Man könnte meinen, dieses Extralob, dieses Herausgehobenwerden vor der Klasse mache Kinder stolz und stark. Es machte mich nicht stolz und stark. Es lehrte mich, dass meine Herkunft etwas war, was groß und klotzig in meinem Leben stand und immerzu erwähnt und erklärt werden musste. Es machte mich hellhörig für das `Aber´, das `Eigentlich´, das `Normalerweise´.

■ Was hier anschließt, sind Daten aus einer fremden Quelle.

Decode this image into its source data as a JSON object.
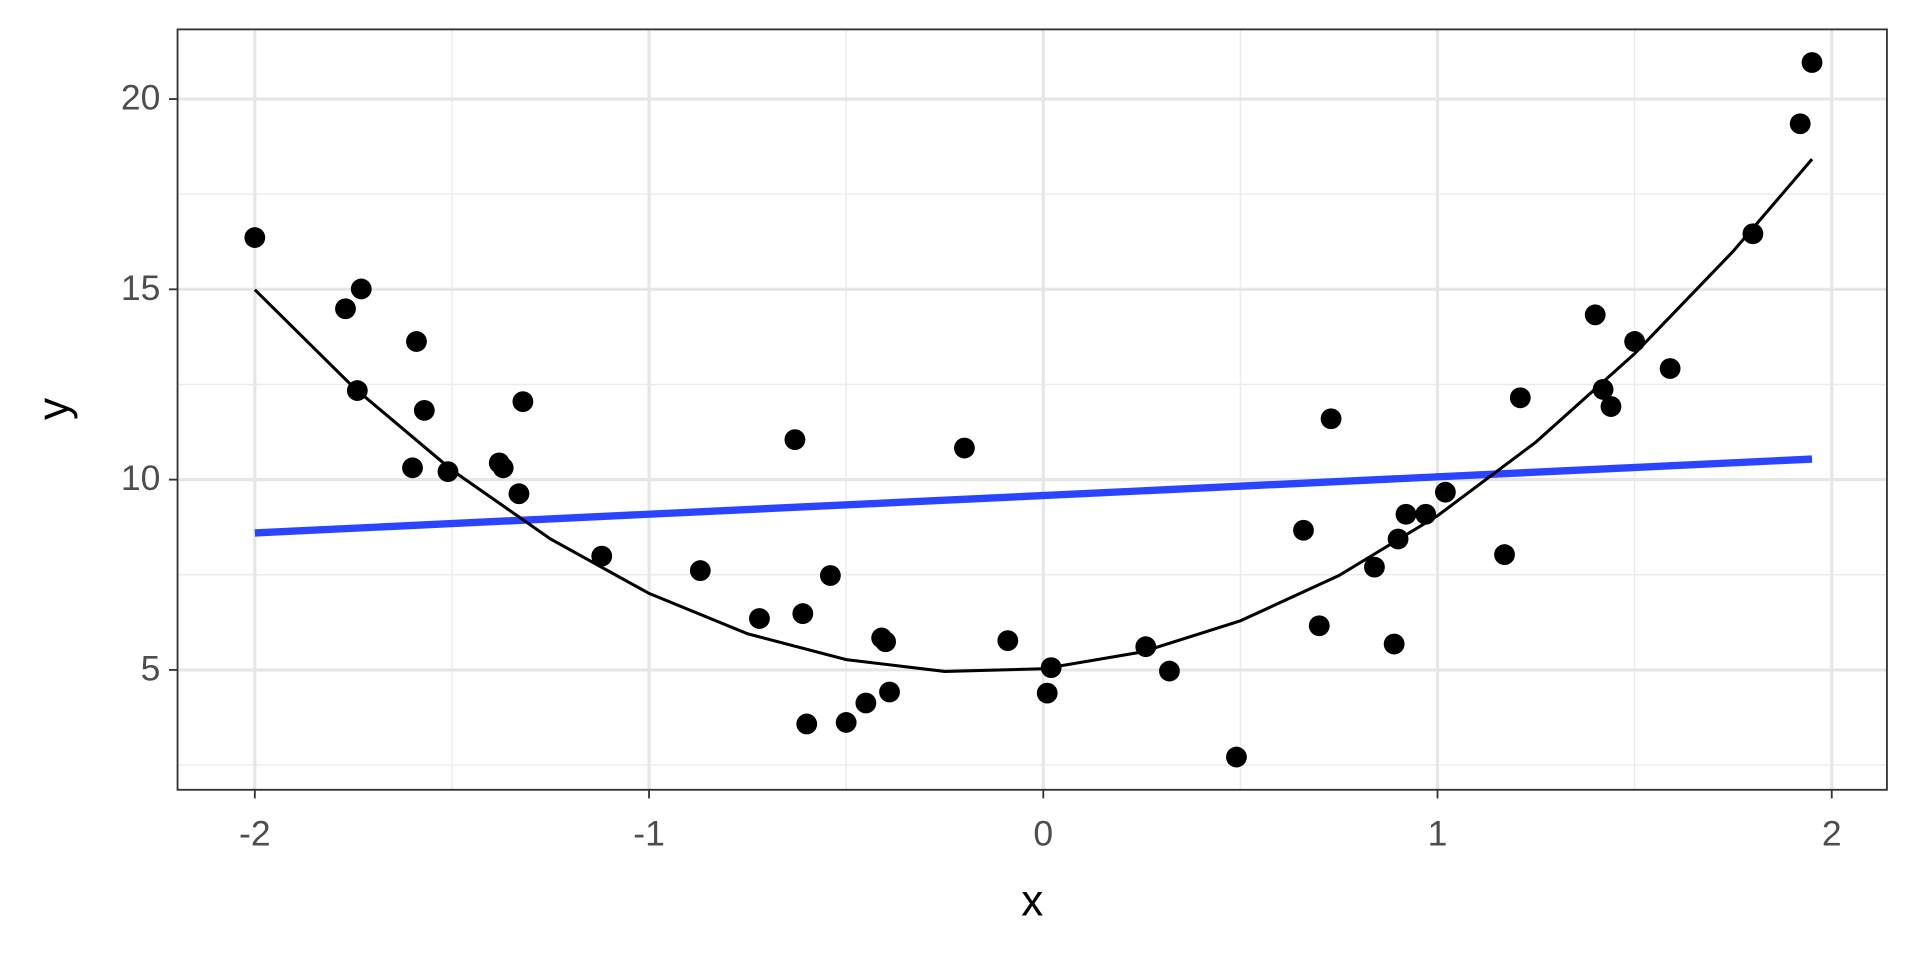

So hellhörig und begierig es aufzuspüren, dass ich es fortwährend hörte, dort, wo es gemeint und nicht gesagt wurde. Und auch dort, wo es nicht gemeint war. Mir wuchsen feine, unsichtbare Antennen aus dem Kopf, ihr Surren hörte nur ich. Je mehr ich dem Surren nachspürte und horchte, desto hartnäckiger setzen sich die `Abers´ und die `Eigentlichs´ in meinen Gedanken ab. Und dann begann ich, selbst so zu sprechen. Mich so zu denken, mich so zu erzählen: „Ich heiße Dilek.“
„Dilek?“
„Ja, Di-lek“
Pause. In dieser Pause knisterte es schon leise zwischen meinen Antennen, ich spüre, wie etwas aus meinem Gegenüber herauswollte. Ein `Aber´, eine Frage, die nicht gestellt wurde. Und dann doch gestellt wurde.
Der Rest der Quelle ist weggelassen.